Rosiello entra da apolitico. «Da quando è caduta la Prima Repubblica non ho mai più avuto una tessera», dice, ricordando gli arresti di Tangentopoli che colpirono anche Cardano. «Purtroppo quando accadono cose più grandi di te finisce che ti mettono addosso un bollino che non ti togli più. Ma vorrei ricordare che in quel processo, con oltre 160 imputati, fui l’unico insieme ad un’altra persona di cui non ricordo il nome, a essere assolto con formula piena già in primo grado per non aver commesso il fatto». Il nome di Rosiello è tornato sui giornali dieci mesi fa, con l’inchiesta Mensa dei Poveri, e anche su questa vicenda il nuovo assessore cardanese vuole fare chiarezza: «Non risulto indagato e non sono mai nemmeno stato sentito dai magistrati. E anche sull’amicizia con Nino Caianiello va fatta una precisazione: se lo incontrassi per strada lo saluterei come ho sempre fatto, ma io non ho rapporti con lui da almeno cinque anni».

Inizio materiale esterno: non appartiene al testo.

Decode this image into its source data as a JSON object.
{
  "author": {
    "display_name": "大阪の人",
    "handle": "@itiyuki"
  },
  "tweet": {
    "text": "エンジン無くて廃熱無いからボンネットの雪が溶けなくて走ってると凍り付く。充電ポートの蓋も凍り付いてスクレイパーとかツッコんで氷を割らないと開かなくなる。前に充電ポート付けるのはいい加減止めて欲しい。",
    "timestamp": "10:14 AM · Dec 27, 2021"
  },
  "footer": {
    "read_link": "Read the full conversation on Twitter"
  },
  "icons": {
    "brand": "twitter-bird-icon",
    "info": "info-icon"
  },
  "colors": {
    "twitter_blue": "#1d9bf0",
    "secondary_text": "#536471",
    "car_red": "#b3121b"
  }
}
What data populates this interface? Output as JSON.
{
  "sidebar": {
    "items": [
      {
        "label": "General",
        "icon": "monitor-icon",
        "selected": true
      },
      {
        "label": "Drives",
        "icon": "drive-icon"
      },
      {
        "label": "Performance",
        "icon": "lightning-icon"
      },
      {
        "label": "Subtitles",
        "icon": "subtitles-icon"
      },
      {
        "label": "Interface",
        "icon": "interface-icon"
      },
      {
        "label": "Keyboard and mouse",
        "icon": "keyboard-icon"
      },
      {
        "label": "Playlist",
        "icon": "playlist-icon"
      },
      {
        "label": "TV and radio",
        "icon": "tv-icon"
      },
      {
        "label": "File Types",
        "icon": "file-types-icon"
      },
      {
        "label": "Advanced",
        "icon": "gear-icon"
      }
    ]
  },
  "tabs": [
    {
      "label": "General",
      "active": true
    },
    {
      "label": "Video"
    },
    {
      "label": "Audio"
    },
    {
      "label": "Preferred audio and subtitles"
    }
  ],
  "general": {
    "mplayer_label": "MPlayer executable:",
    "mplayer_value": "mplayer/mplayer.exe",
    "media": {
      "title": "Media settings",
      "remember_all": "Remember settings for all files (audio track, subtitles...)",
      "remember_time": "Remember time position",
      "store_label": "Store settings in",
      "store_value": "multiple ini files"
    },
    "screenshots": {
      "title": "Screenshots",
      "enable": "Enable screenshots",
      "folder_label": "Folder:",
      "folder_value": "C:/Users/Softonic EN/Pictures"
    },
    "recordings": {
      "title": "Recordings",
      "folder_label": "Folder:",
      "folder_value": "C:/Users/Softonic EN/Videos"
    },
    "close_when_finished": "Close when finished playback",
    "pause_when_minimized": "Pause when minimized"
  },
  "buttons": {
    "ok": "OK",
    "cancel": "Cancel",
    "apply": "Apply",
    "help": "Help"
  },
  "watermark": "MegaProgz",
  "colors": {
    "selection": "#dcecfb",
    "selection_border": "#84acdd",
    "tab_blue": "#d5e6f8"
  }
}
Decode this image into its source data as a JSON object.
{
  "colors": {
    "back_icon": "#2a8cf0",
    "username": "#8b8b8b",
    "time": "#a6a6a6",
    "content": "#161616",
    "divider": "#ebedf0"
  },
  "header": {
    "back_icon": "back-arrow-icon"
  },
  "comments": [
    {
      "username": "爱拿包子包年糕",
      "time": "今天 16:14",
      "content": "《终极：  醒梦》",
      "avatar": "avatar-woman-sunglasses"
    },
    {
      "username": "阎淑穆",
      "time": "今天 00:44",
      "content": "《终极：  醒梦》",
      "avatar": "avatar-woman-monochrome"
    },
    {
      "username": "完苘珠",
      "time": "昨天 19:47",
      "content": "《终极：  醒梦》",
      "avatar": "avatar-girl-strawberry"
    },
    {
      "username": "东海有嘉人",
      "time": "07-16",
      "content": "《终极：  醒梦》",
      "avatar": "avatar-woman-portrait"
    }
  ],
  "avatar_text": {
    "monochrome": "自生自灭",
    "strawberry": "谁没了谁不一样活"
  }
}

Colombo non è condizionabile

In merito alla sua nomina in giunta, e alle critiche già piovute dalle opposizioni e sui social, Rosiello fa sapere che «Colombo non si è fatto condizionare da nessuno perché non è condizionabile». E svela un retroscena: «Anche all’interno della maggioranza non erano felicissimi: qualcuno voleva rimanere così com’erano».

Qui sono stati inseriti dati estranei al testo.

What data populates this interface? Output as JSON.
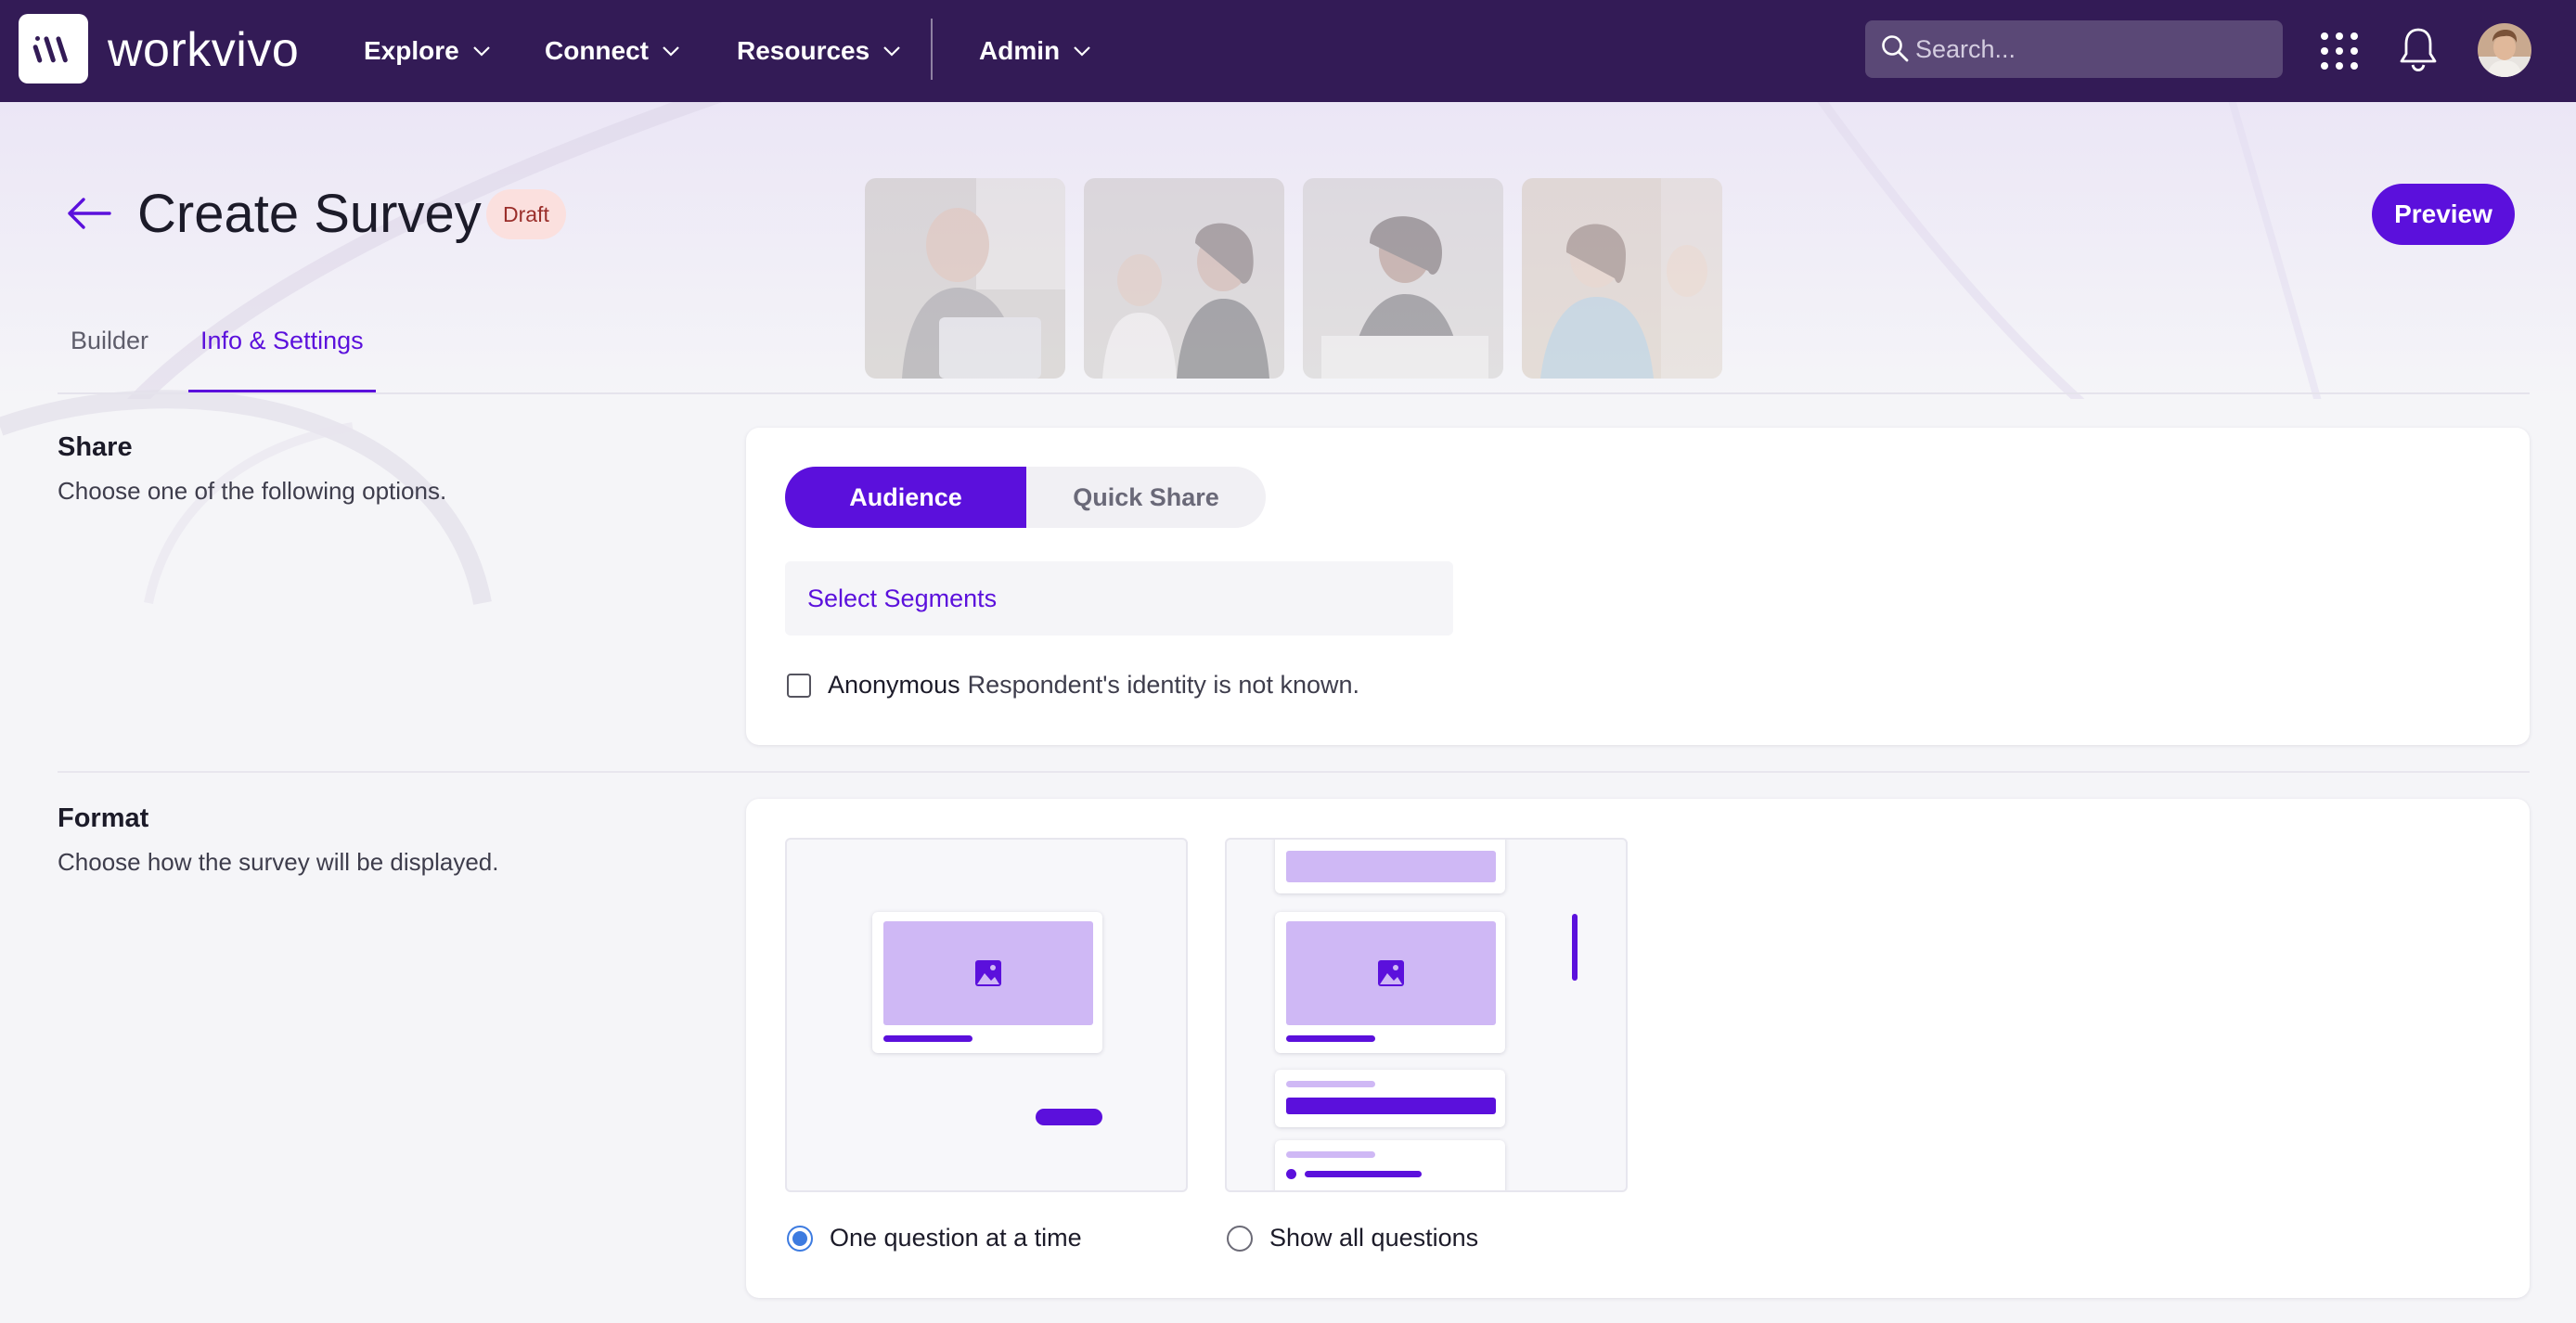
{
  "nav": {
    "brand": "workvivo",
    "items": [
      {
        "label": "Explore"
      },
      {
        "label": "Connect"
      },
      {
        "label": "Resources"
      },
      {
        "label": "Admin"
      }
    ],
    "search_placeholder": "Search..."
  },
  "header": {
    "title": "Create Survey",
    "status_badge": "Draft",
    "preview_label": "Preview"
  },
  "tabs": [
    {
      "label": "Builder",
      "active": false
    },
    {
      "label": "Info & Settings",
      "active": true
    }
  ],
  "share": {
    "title": "Share",
    "description": "Choose one of the following options.",
    "toggle": {
      "options": [
        "Audience",
        "Quick Share"
      ],
      "selected": "Audience"
    },
    "segments_label": "Select Segments",
    "anonymous": {
      "label": "Anonymous",
      "description": "Respondent's identity is not known.",
      "checked": false
    }
  },
  "format": {
    "title": "Format",
    "description": "Choose how the survey will be displayed.",
    "options": [
      {
        "label": "One question at a time",
        "selected": true
      },
      {
        "label": "Show all questions",
        "selected": false
      }
    ]
  },
  "colors": {
    "nav_bg": "#331b56",
    "accent": "#5b10dc",
    "accent_light": "#cfb8f5",
    "badge_bg": "#fbe0de",
    "radio_checked": "#3d7be0"
  },
  "icons": {
    "logo": "workvivo-logo-icon",
    "back": "arrow-left-icon",
    "search": "search-icon",
    "apps": "grid-icon",
    "notifications": "bell-icon",
    "image_placeholder": "image-icon"
  }
}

Aggiunge il sindaco: «Potrei stare qui a vivacchiare cinque anni, e invece voglio dare ai cardanesi la svolta che avevo promesso in campagna elettorale. Avevo detto che, dopo un anno di studio, le cose importanti sarebbero cominciate con il 2020. Ora si inizia davvero. Rosiello ci aiuterà nei Lavori pubblici ma anche nella riorganizzazione della macchina comunale, che non necessità di stravolgimenti ma di una profonda revisione». Per il nuovo assessore, le priorità sono tre: «Le scuole, perché i nostri figli non possono stare in ambienti poco salubri, la manutenzione delle strutture sportive e il destino di alcuni edifici pubblici, a partire dalle Pascoli».